Capreolus exposes an API that supports functionality similar to its command line interface (CLI). This API is currently a work-in-progress that will be expanded in the next release. This page assumes the reader is already familiar with running experiments using Capreolus’ CLI.

Basic usage

import capreolus
pipeline = capreolus.train_pipeline({"reranker": "KNRM", "niters": 2, "benchmark": "robust04.title"})

The train_pipeline method trains a reranking pipeline for the specified number of iterations (niters). This function expects a config dict as an argument, with keys and values corresponding exactly to those provided on the command line.

The train_pipeline method returns a Pipeline object describing the pipeline that was run.

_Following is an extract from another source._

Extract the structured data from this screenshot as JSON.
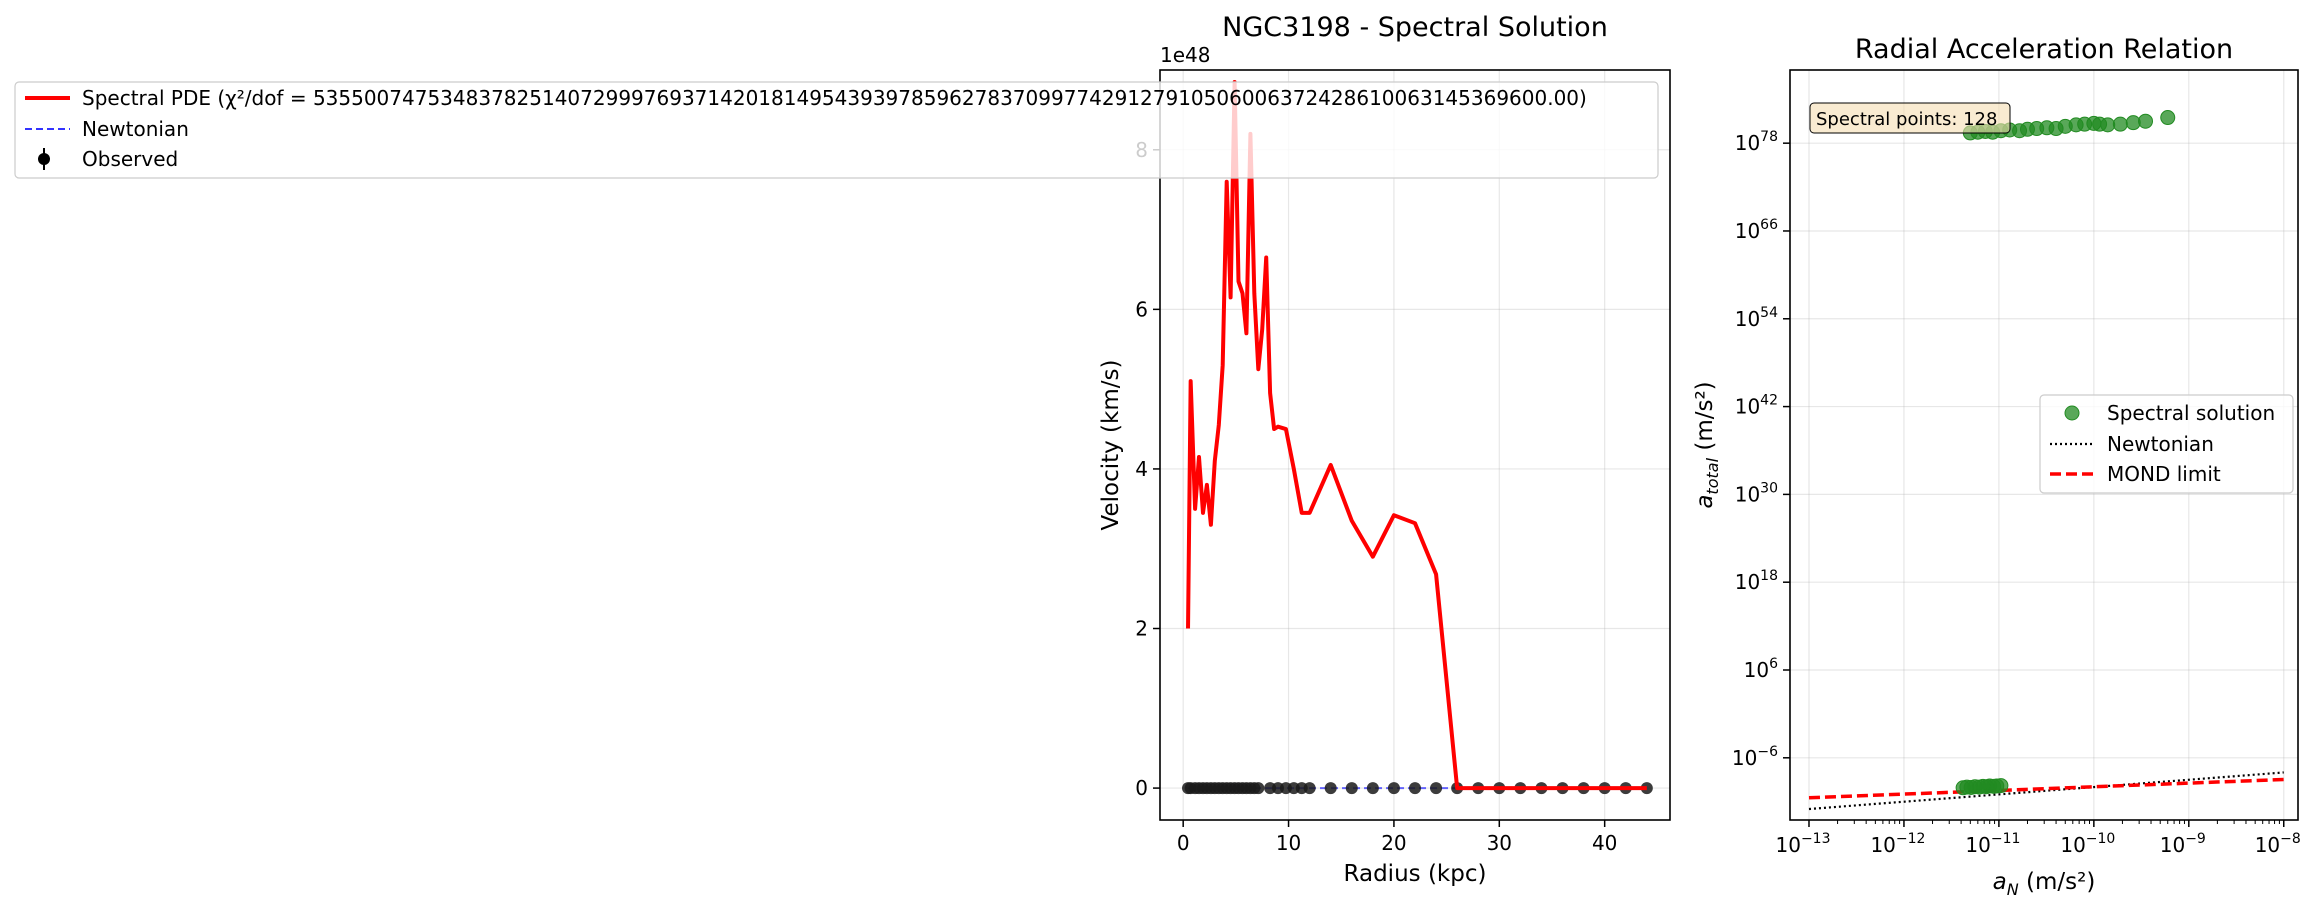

In the above example, pipeline.reranker would correspond to a trained reranker.KNRM object and pipeline.reranker_path indicates the path where output was stored. The pipeline’s outputs are the same as when using the CLI’s train command.

Pipeline config

The configuration dict accepted by train_pipeline accepts the same config options as the CLI. As with the CLI, any missing config options are filled in with reasonable defaults.

Train a pipeline:

config = {
  "reranker": "KNRM",
  "benchmark": "robust04.title.wsdm20demo",
  "niters": 10,
  "expid": "testing",
pipeline = capreolus.train_pipeline(config)

Retrieve the full config used, after missing keys have been filled in with defaults:

>>> print(pipeline.cfg)
{collection': 'robust04', ... 'reranker': KNRM', ... 'embeddings': 'glove6b', ... }

Evaluating a trained model

pipeline = capreolus.train_pipeline(config)

# results will be a dict of the form: {'map': 0.3423, 'ndcg': '0.12312', ...}
results = capreolus.evaluate_pipeline(pipeline)